“Sometimes, when you've a very long street ahead of you, you think how terribly long it is and feel sure you'll never get it swept.”
I am drowning in the virtual world.
“And then you start to hurry. You work faster and faster and every time you look up there seems to be just as much left to sweep as before, and you try even harder, and you panic”
The email app on my laptop tells me I have 2224 unread emails. One day I finally attempted to clean out my mailbox; I buckled down and clicked on the “delete” icon until my index finger almost had a spasm.
“In the end you're out of breath and have to stop.”
I still had 200 left when I finally gave up, and since then the number grew exponentially again (I wish bank interest worked the same way). I don’t even know who is emailing me anymore and I don’t remember signing up for them.
Even so, emails are the least of my problems. I have nine different messaging apps on my phone: Messenger, Snapchat, Slack, WeChat, WhatsApp, Telegram, GroupMe, Slack, Instagram DM, KakaoTalk, Discord. Each app has a slightly different purpose for different groups. Every day I wake up to 20 different notifications from millions of group chats and sometimes I lose track of which ones I need to reply to.
Truthfully, messaging still feels uncanny. It lacks humanness, the facial expressions (no, emojis do not make up for it) and the tone of our voices. The subtle, non-verbal cues that are essential in communication are gone. My friends can attest that pre-pandemic Elizabeth did not check her phone regularly and responded slowly. If you wanted to talk to me, we’d talk in-person.
However, since the pandemic has kept everyone on an island of their own, social media and messaging apps seem to be the only method of communication. We can count Zoom and FaceTime, but it takes forever to coordinate a time, right? In our fast-paced digital world, anything that takes more than a second to wait, or load, feels like a torture.
As I already wrote in one of my previous columns, I am taking a gap semester this term. Yet my mind is racing faster than ever, trying to catch up with all the news, to-dos and notifications from both sides of the globe. Because everything is happening online, there is no time “wasted” on walking from place A to B; there’s no more break time in between meetings because all it takes is several clicks onto one Zoom link, the leave button and then onto a new Zoom link. Repeat. Without the time to “waste,” our schedules have become tighter, with everything planned down to the minutes.
“People never seemed to notice that, by saving time, they were losing something else.”

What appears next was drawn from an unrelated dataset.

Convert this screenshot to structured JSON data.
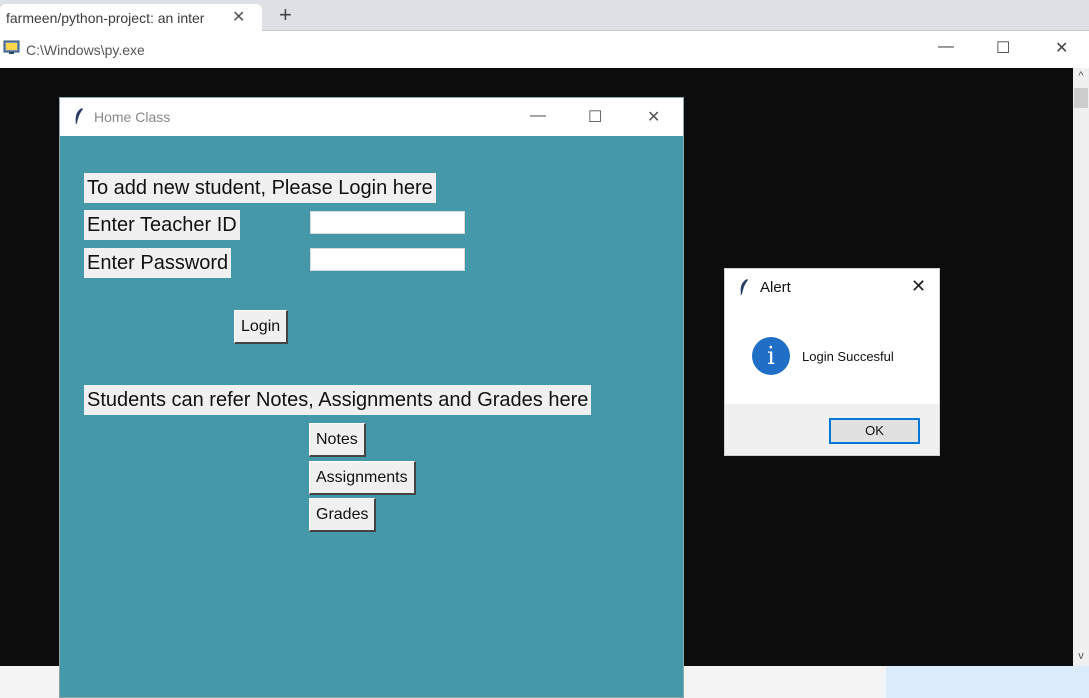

Around this time last year one of my friends told me that she was going to take a gap year. I remember wishing I thought of it earlier because I needed a pause in my life. Everyday there were so many things on my to-do list: deadlines to meet, chapters to read and countless meetings to attend.
This year, I finally took a gap term because of — or thanks to — the pandemic. However, I had still initially found myself with the same fast paced life. Time went by quickly, and I was always planning for something. Even though I was only taking two classes, I didn’t have peace of mind. Then, I realized, it’s not the world or the objective time: It was I who made myself run faster. I didn’t know how to focus on a single thing or enjoy the moment. Part of it was because I was buried deep in social media.

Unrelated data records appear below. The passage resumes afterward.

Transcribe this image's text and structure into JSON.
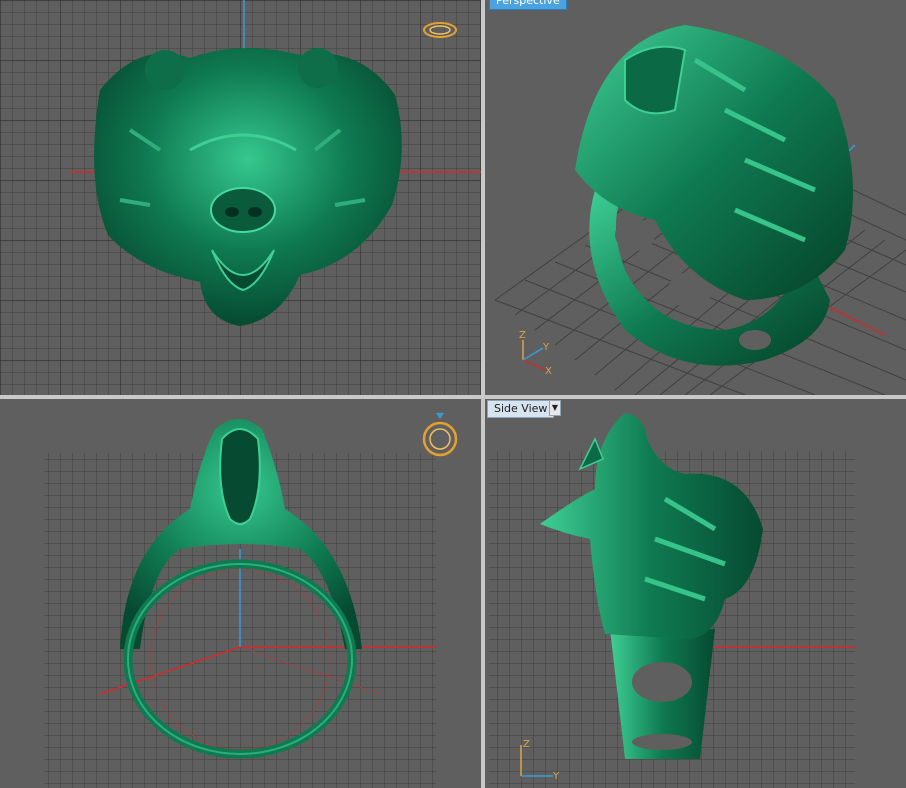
{
  "viewports": {
    "top": {
      "label": ""
    },
    "perspective": {
      "label": "Perspective"
    },
    "front": {
      "label": ""
    },
    "side": {
      "label": "Side View"
    }
  },
  "axis_labels": {
    "z": "Z",
    "x": "X",
    "y": "Y"
  },
  "colors": {
    "background": "#5f5f5f",
    "grid_line": "#3f3f3f",
    "grid_major": "#2e2e2e",
    "model_green": "#0f7a52",
    "model_highlight": "#3fcf95",
    "axis_red": "#d22a2a",
    "axis_blue": "#3a9bd6",
    "active_label": "#4aa3e0",
    "gizmo_orange": "#e5a030"
  },
  "icons": {
    "viewcube_ring": "ring-gizmo-icon",
    "dropdown": "chevron-down-icon"
  }
}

Why do I blame social media? Remember the 9-10 different messaging apps on my phone? My time (and yours!) is split between those, all requiring more of my attention because of how much is going on at a single point of time. I am grateful for messaging apps, for allowing me to keep in touch with my friends from another continent.

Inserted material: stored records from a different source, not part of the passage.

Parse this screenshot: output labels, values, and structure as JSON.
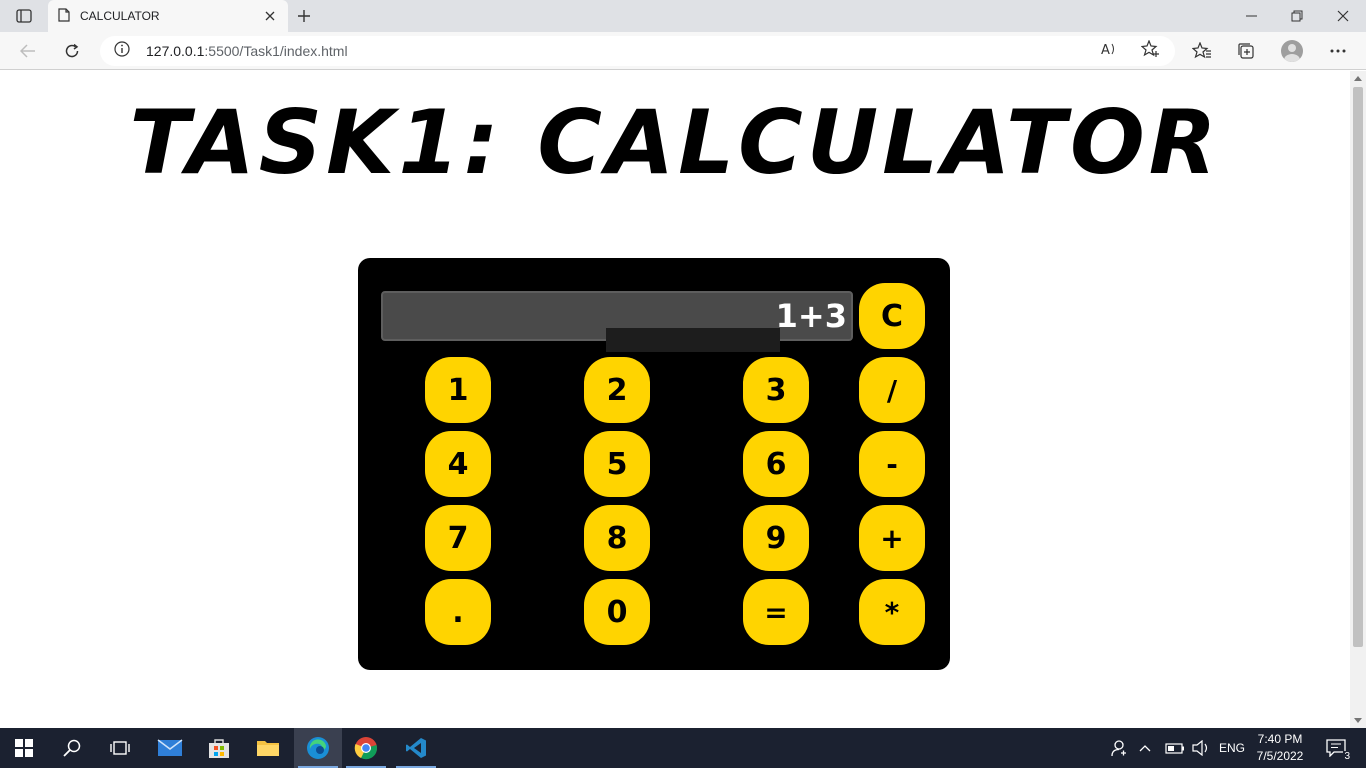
{
  "browser": {
    "tab_title": "CALCULATOR",
    "url_host": "127.0.0.1",
    "url_path": ":5500/Task1/index.html"
  },
  "page": {
    "title": "TASK1: CALCULATOR"
  },
  "calculator": {
    "display_value": "1+3",
    "keys": {
      "clear": "C",
      "one": "1",
      "two": "2",
      "three": "3",
      "divide": "/",
      "four": "4",
      "five": "5",
      "six": "6",
      "minus": "-",
      "seven": "7",
      "eight": "8",
      "nine": "9",
      "plus": "+",
      "dot": ".",
      "zero": "0",
      "equals": "=",
      "multiply": "*"
    },
    "key_color": "#ffd400",
    "body_color": "#000000"
  },
  "taskbar": {
    "language": "ENG",
    "time": "7:40 PM",
    "date": "7/5/2022",
    "notification_count": "3"
  }
}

However, they have also expanded my reach more than I would have liked. There is constant pressure to keep up with the flood of new posts. As the Netflix documentary The Social Dilemma points out, human brains didn’t evolve to keep a relationship with thousands of people. If prolonged, it forces tremendous stress on our social functioning and cognitive processes.
“Calendars and clocks exist to measure time, but that signifies little because we all know that an hour can seem as eternity or pass in a flash, according to how we spend it.
We’ve lost depth in our interactions. We can stop an ongoing conversation at our will by setting the phone down. We can turn off our video and divide our attention to multiple places, making our timeline split between each of them. We can appear and disappear just as quickly, at the last minute if we will it so, reducing the commitment and the seriousness of any encounter.
Moreover, we’ve become a moving pixel on a Zoom screen. As pixels, we can blip out of one meeting to another like Harry Potter chimney magic. Yet we are all so much more than just a result, an accomplishment or a two-dimensional picture on a screen.
I wish I could end this writing with some kind of a breakthrough. The best I can come up with is to turn off your phone once in a while or to delete social media. But they are not long-term solutions, especially in today’s world when our communication depends on the online platform. The question is, how do we keep a balance? How do we consciously realize how much we are influenced by the flood of information and the two-dimensionality of online communications? How do we keep being humans?
“You must never think of the whole street at once, understand? You must only concentrate on the next step, the next breath, the next stroke of the broom, and the next, and the next. Nothing else.”
I don’t know, but I think I’ll start by trying to focus on the moment and the process. One step at a time and less multitasking.
Disclaimer: All italicized quotes are from the novel Momo by Michael Ende.